Le président de la Confédération Guy Parmelin s’est dit « bouleversé et attristé que des personnes aient à nouveau perdu la vie dans un grave incendie en Suisse », dans un message publié sur X. Le mot « à nouveau » fait écho à l’incendie meurtrier d’un bar à Crans-Montana le 1er janvier dernier, qui avait coûté la vie à plusieurs personnes dans le canton du Valais.

Le Conseil d’État fribourgeois a exprimé « sa profonde solidarité avec les familles et les proches des victimes » et salué « l’engagement et le professionnalisme des services de secours ». Le gouvernement cantonal a convoqué une conférence de presse pour mercredi à 14 heures, en présence du président du Conseil d’État Philippe Demierre, du ministre de la sécurité Romain Collaud, du procureur général Raphaël Bourquin et du commandant de la police cantonale Philippe Allain.

Des questions sans réponse

Qui se trouvait dans ce car au moment des faits ? La police a admis ignorer le nombre exact de passagers présents au départ du feu.
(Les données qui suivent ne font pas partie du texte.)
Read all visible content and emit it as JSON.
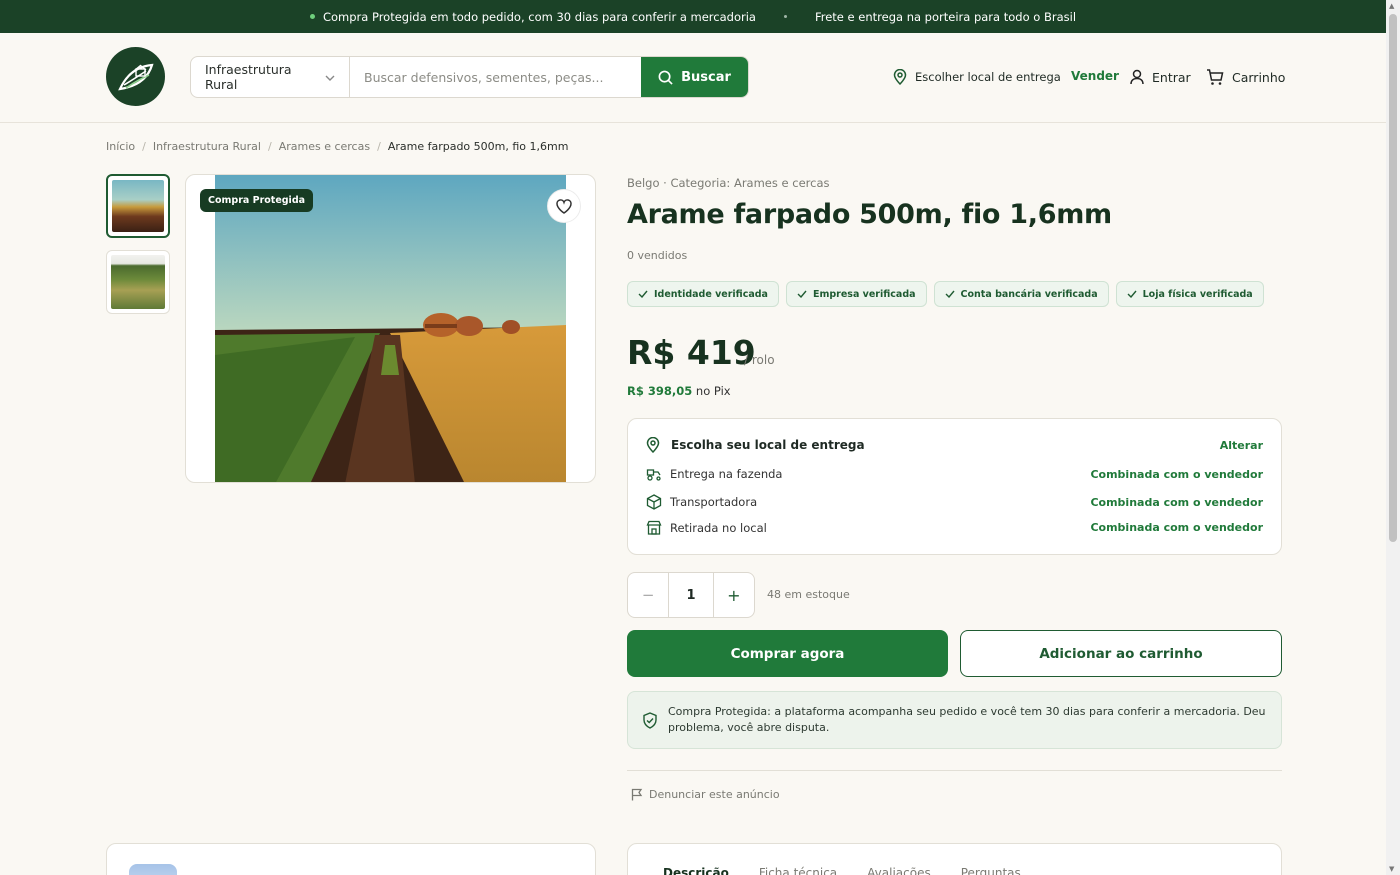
{
  "topbar": {
    "msg1": "Compra Protegida em todo pedido, com 30 dias para conferir a mercadoria",
    "msg2": "Frete e entrega na porteira para todo o Brasil"
  },
  "header": {
    "category": "Infraestrutura Rural",
    "search_placeholder": "Buscar defensivos, sementes, peças...",
    "search_button": "Buscar",
    "location": "Escolher local de entrega",
    "sell": "Vender",
    "login": "Entrar",
    "cart": "Carrinho"
  },
  "breadcrumb": [
    "Início",
    "Infraestrutura Rural",
    "Arames e cercas",
    "Arame farpado 500m, fio 1,6mm"
  ],
  "gallery": {
    "badge": "Compra Protegida"
  },
  "product": {
    "brandline": "Belgo · Categoria: Arames e cercas",
    "title": "Arame farpado 500m, fio 1,6mm",
    "sold": "0 vendidos",
    "chips": [
      "Identidade verificada",
      "Empresa verificada",
      "Conta bancária verificada",
      "Loja física verificada"
    ],
    "price": "R$ 419",
    "unit": "/ rolo",
    "pix_price": "R$ 398,05",
    "pix_label": "no Pix"
  },
  "delivery": {
    "title": "Escolha seu local de entrega",
    "change": "Alterar",
    "options": [
      {
        "label": "Entrega na fazenda",
        "value": "Combinada com o vendedor"
      },
      {
        "label": "Transportadora",
        "value": "Combinada com o vendedor"
      },
      {
        "label": "Retirada no local",
        "value": "Combinada com o vendedor"
      }
    ]
  },
  "purchase": {
    "minus": "−",
    "quantity": "1",
    "plus": "+",
    "stock": "48 em estoque",
    "buy_now": "Comprar agora",
    "add_to_cart": "Adicionar ao carrinho"
  },
  "protection": {
    "text": "Compra Protegida: a plataforma acompanha seu pedido e você tem 30 dias para conferir a mercadoria. Deu problema, você abre disputa."
  },
  "report": "Denunciar este anúncio",
  "tabs": [
    "Descrição",
    "Ficha técnica",
    "Avaliações",
    "Perguntas"
  ],
  "colors": {
    "brand_dark": "#1b4227",
    "brand_green": "#207a3a",
    "background": "#faf8f3"
  }
}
Sur une ligne reliant deux petites communes fribourgeoises en fin de journée, le car transportait vraisemblablement des habitants rentrant du travail ou des courses. L’identité des victimes n’a pas été communiquée. Aucun autre véhicule n’a été impliqué dans l’incident, a précisé l’adjudant Papaux lors de la conférence de presse, avant de lancer un appel à toute personne ayant été témoin de la scène.

La Suisse, régulièrement classée parmi les pays les plus sûrs au monde par le Global Peace Index, n’est pas habituée à ce type de violence dans ses transports publics. Le pays affiche l’un des taux de criminalité violente les plus bas d’Europe, avec environ 0,5 homicide pour 100 000 habitants selon les données fédérales. Un incendie criminel dans un bus de passagers reste un acte extrêmement rare sur le continent. Les attaques visant les transports collectifs européens ces dernières années ont presque exclusivement impliqué des armes blanches ou des explosifs, jamais un engin incendiaire dans un bus de ligne.

La conférence de presse de mercredi après-midi devrait apporter des précisions sur le bilan définitif, le profil de l’auteur présumé et les circonstances exactes de l’attaque. La Murtenstrasse, elle, restera fermée à la circulation jusqu’à la fin des investigations sur le terrain.